Gewiss ist die Geistesfähigkeit des Menschen nicht zu verwechseln mit den Hui-Buh-Geistern größerer oder kleinerer Privatoffenbarungen, aus denen furchtsam gestimmte Christgläubige mitunter ihre religiösen Gewissheiten speisen mögen. Und doch stellt sich die Frage, wie Gott anders zum Menschen gelangen sollte, als dass dieser sich in seiner endlichen Vernunft nach dem Unendlichen ausstrecke in der Hoffnung, dass da einer sei, der ihm entgegen kommt.
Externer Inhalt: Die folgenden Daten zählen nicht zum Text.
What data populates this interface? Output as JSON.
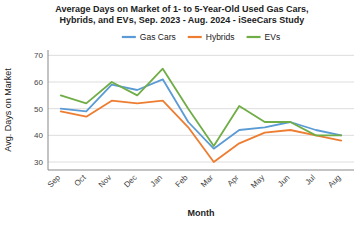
{
  "chart_data": {
    "type": "line",
    "title": "Average Days on Market of 1- to 5-Year-Old Used Gas Cars,\nHybrids, and EVs, Sep. 2023 - Aug. 2024 - iSeeCars Study",
    "x_label": "Month",
    "y_label": "Avg. Days on Market",
    "categories": [
      "Sep",
      "Oct",
      "Nov",
      "Dec",
      "Jan",
      "Feb",
      "Mar",
      "Apr",
      "May",
      "Jun",
      "Jul",
      "Aug"
    ],
    "series": [
      {
        "name": "Gas Cars",
        "color": "#5b9bd5",
        "values": [
          50,
          49,
          59,
          57,
          61,
          45,
          35,
          42,
          43,
          45,
          42,
          40
        ]
      },
      {
        "name": "Hybrids",
        "color": "#ed7d31",
        "values": [
          49,
          47,
          53,
          52,
          53,
          43,
          30,
          37,
          41,
          42,
          40,
          38
        ]
      },
      {
        "name": "EVs",
        "color": "#70ad47",
        "values": [
          55,
          52,
          60,
          55,
          65,
          50,
          36,
          51,
          45,
          45,
          40,
          40
        ]
      }
    ],
    "ylim": [
      27,
      72
    ],
    "yticks": [
      30,
      40,
      50,
      60,
      70
    ],
    "grid": true,
    "legend": "top"
  }
}
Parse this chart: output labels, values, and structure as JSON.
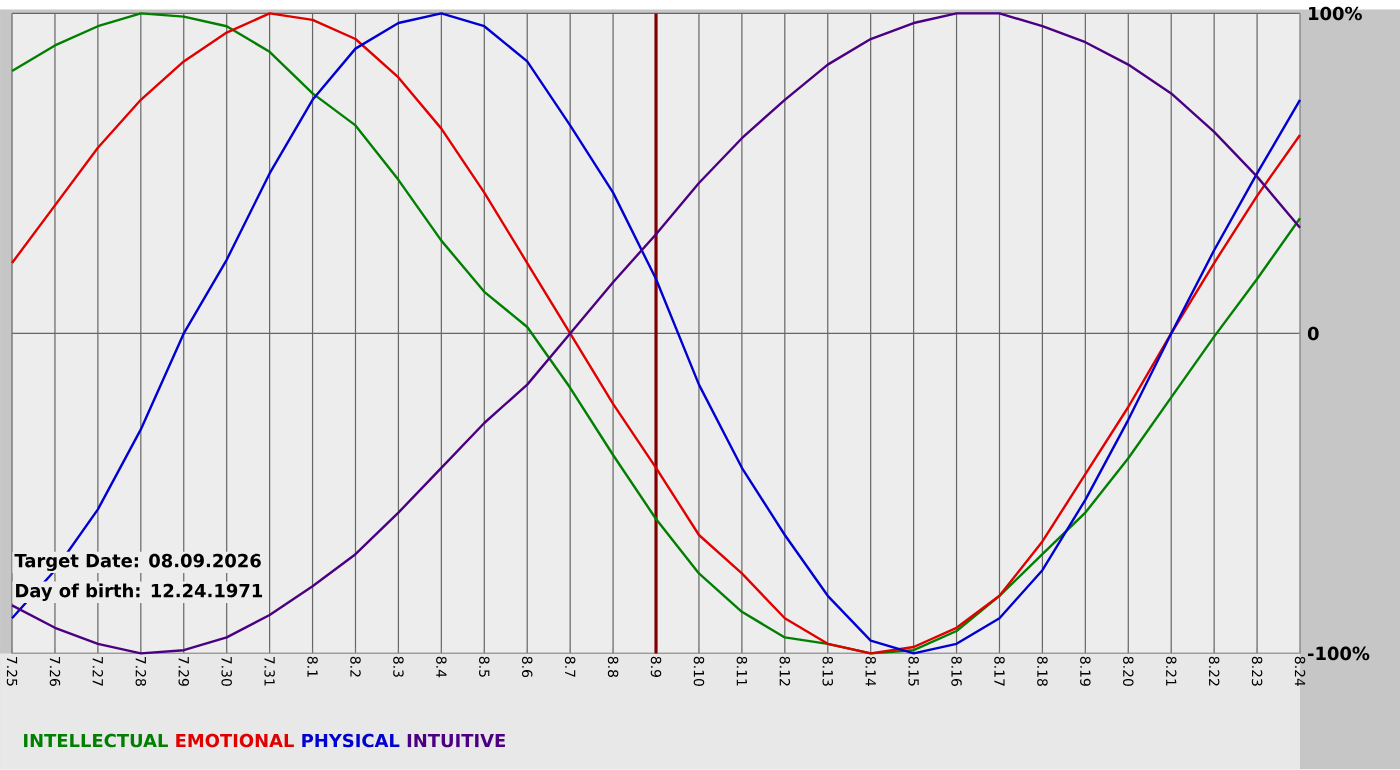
{
  "chart_data": {
    "type": "line",
    "categories": [
      "7.25",
      "7.26",
      "7.27",
      "7.28",
      "7.29",
      "7.30",
      "7.31",
      "8.1",
      "8.2",
      "8.3",
      "8.4",
      "8.5",
      "8.6",
      "8.7",
      "8.8",
      "8.9",
      "8.10",
      "8.11",
      "8.12",
      "8.13",
      "8.14",
      "8.15",
      "8.16",
      "8.17",
      "8.18",
      "8.19",
      "8.20",
      "8.21",
      "8.22",
      "8.23",
      "8.24"
    ],
    "series": [
      {
        "name": "INTELLECTUAL",
        "color": "#007f00",
        "values": [
          82,
          90,
          96,
          100,
          99,
          96,
          88,
          75,
          65,
          48,
          29,
          13,
          2,
          -17,
          -38,
          -58,
          -75,
          -87,
          -95,
          -97,
          -100,
          -99,
          -93,
          -82,
          -69,
          -56,
          -39,
          -20,
          -1,
          17,
          36
        ]
      },
      {
        "name": "EMOTIONAL",
        "color": "#e00000",
        "values": [
          22,
          40,
          58,
          73,
          85,
          94,
          100,
          98,
          92,
          80,
          64,
          44,
          22,
          0,
          -22,
          -42,
          -63,
          -75,
          -89,
          -97,
          -100,
          -98,
          -92,
          -82,
          -65,
          -44,
          -23,
          0,
          22,
          43,
          62
        ]
      },
      {
        "name": "PHYSICAL",
        "color": "#0000d0",
        "values": [
          -89,
          -74,
          -55,
          -30,
          0,
          23,
          50,
          73,
          89,
          97,
          100,
          96,
          85,
          65,
          44,
          17,
          -16,
          -42,
          -63,
          -82,
          -96,
          -100,
          -97,
          -89,
          -74,
          -52,
          -27,
          0,
          26,
          50,
          73
        ]
      },
      {
        "name": "INTUITIVE",
        "color": "#4b0082",
        "values": [
          -85,
          -92,
          -97,
          -100,
          -99,
          -95,
          -88,
          -79,
          -69,
          -56,
          -42,
          -28,
          -16,
          0,
          16,
          31,
          47,
          61,
          73,
          84,
          92,
          97,
          100,
          100,
          96,
          91,
          84,
          75,
          63,
          49,
          33
        ]
      }
    ],
    "ylim": [
      -100,
      100
    ],
    "yticks": [
      {
        "value": -100,
        "label": "-100%"
      },
      0,
      {
        "value": 100,
        "label": "100%"
      }
    ],
    "grid": true,
    "legend": "bottom left",
    "marker": "none",
    "line_style": "solid",
    "ref_lines": [
      {
        "axis": "x",
        "value": "8.9",
        "color": "#800000"
      }
    ],
    "annotations": [
      "Target Date: 08.09.2026",
      "Day of birth: 12.24.1971"
    ]
  }
}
Neben allem, was wir in der Glaubensgeschichte des Christentums an Texten und Geschehnissen als göttliche „Offenbarung“ befunden haben, findet der Mensch Gott zuvorderst doch in seinem „forschenden Geist“.
Advent – begründetes, doch stets prekäres Hoffen
Unter dieser Prämisse gäbe es jedoch weit weniger Unhinterfragbares von Gott zu wissen, als uns wohl bestallte Kirchenvertreter und universitäre Gottesdenker*innen häufig glauben machen wollen, von denen man sich gelegentlich wünschen mag, dass sie sich die Worte der abschließenden Sopran-Arie in unserer Kantate zu Herzen nähmen:
„Auch mit gedämpften, / schwachen Stimmen / wird Gottes Majestät verehrt.“
Der modus laudandi, die angemessene Haltung der Gottesverehrung, wäre sodann eben die des Hoffens – rational begründet, aber stets prekär – in freudiger Stimmung, aber bitte mit der gebotenen theologischen Bescheidenheit angesichts des offenen Ausgangs.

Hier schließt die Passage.